Когда Фома с Панкратом привели его в допросную и усадили на стул без сиденья, прикрепив ноги и руки ремнями, вставив пальцы в специальные зажимы, чтобы ладонь лежала на плоскости и пальцы были расставлены в стороны… Также на стуле имелись специальные ремни, которыми можно было закрепить голову. А под стулом стояло ведро.
— Штормит, братцы… что это за дьявольщина такая? — не выдержал моряк, его голос дрогнул впервые, когда я начал раскладывать инструменты, которые закупил в специальном магазине для врачей. Тут были скальпели и пилы, всевозможные щипцы, шприцы и иглы — всё это сверкало сталью и не предвещало ничего хорошего. Металл позвякивал о металл — зловещая музыка, которая заставляла нервы натягиваться как струны. Вспомнил, как украинцы нашим пленным саморезы завинчивали в суставы пальцев. Было тут и ручное сверло.
Я, вместо ответа, надев белый халат, взял стул рядом и уселся напротив него, а Иван, привычно разложив письменные принадлежности, приготовился записывать показания.
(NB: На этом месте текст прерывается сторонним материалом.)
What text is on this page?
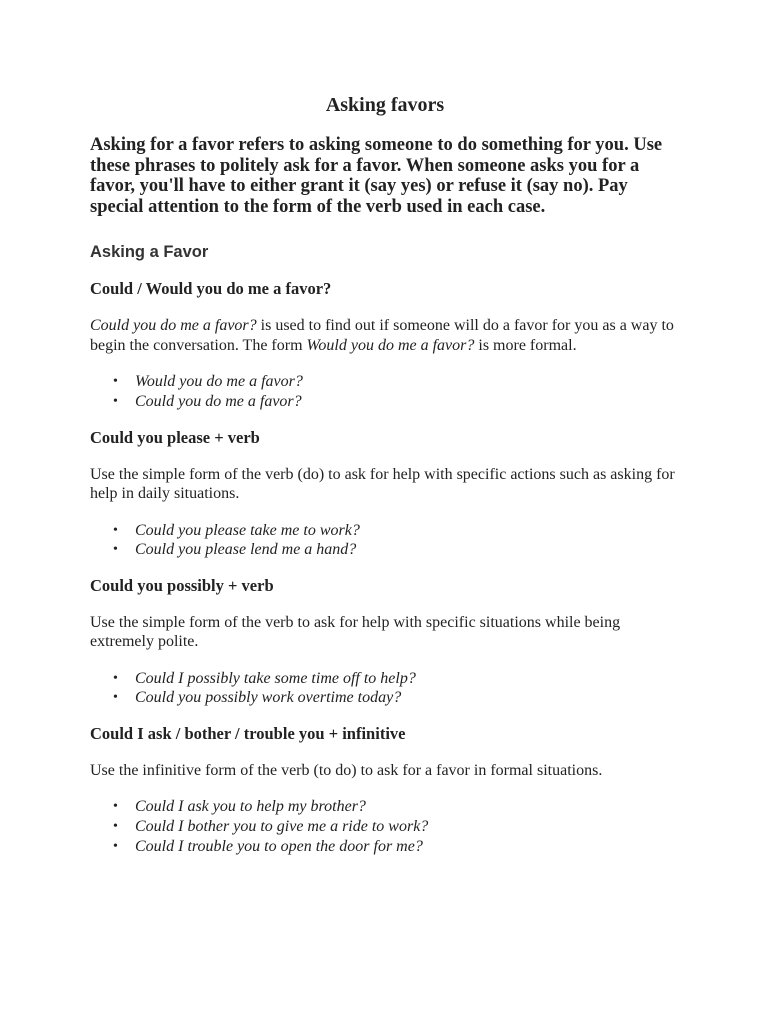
Asking favors

Asking for a favor refers to asking someone to do something for you. Use these phrases to politely ask for a favor. When someone asks you for a favor, you'll have to either grant it (say yes) or refuse it (say no). Pay special attention to the form of the verb used in each case.

Asking a Favor
Could / Would you do me a favor?

Could you do me a favor? is used to find out if someone will do a favor for you as a way to begin the conversation. The form Would you do me a favor? is more formal.

• Would you do me a favor?
• Could you do me a favor?
Could you please + verb

Use the simple form of the verb (do) to ask for help with specific actions such as asking for help in daily situations.

• Could you please take me to work?
• Could you please lend me a hand?
Could you possibly + verb

Use the simple form of the verb to ask for help with specific situations while being extremely polite.

• Could I possibly take some time off to help?
• Could you possibly work overtime today?
Could I ask / bother / trouble you + infinitive

Use the infinitive form of the verb (to do) to ask for a favor in formal situations.

• Could I ask you to help my brother?
• Could I bother you to give me a ride to work?
• Could I trouble you to open the door for me?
— Ну что, морячок, рассказывай всё: фамилия, имя, откуда, в каких тайных обществах состоишь. Подробно, с самого начала.
— Какие там тайные общества, бес вас дери! Вы кто такие вообще?!
Тут в разговор включился Фома, его голос звучал почти дружелюбно, но в глазах плясали жёсткие огоньки:
— Ты, браток, слушай, что тебе старшие говорят. Ты у нас одного убил, другого ранил. За это ответить придётся.
Панкрат же молча скрипнул костяшками пальцев — он предпочитал действие словам, и моряк это почувствовал.
А я тем временем подключил динамо-машину, которую купил у гальваников, как тут называли электриков. И началась старая как мир игра, которая называется «исповедоваться на ТАПе». В будущем это будет полевой телефон. Причём, как правило, человека бьют током независимо от того, говорит он или нет. Хуже всего, когда прикрепляют электроды к гениталиям. Есть ещё крайний вариант — это когда под ногти вводятся металлические иглы и электроды примыкают к ним. В некоторых случаях крепят на зубы.
Морячок потёк быстро, но не из-за боли — такой, как он, мог бы вытерпеть очень много, а скорее из-за страха и непонимания. Он привык к кулачным боям и холодному оружию, но эта дьявольская машина была ему незнакома — казалось, что сама преисподняя пришла за ним, выкручивая мышцы. Он впервые в жизни столкнулся с силой и, как он потом выразился, безграничной анархичностью, которая поразила его. Он просто понял, что нас, и меня в частности, не сдерживают никакие рамки. И поскольку он был таким же, то прекрасно знал, что с ним может в итоге произойти.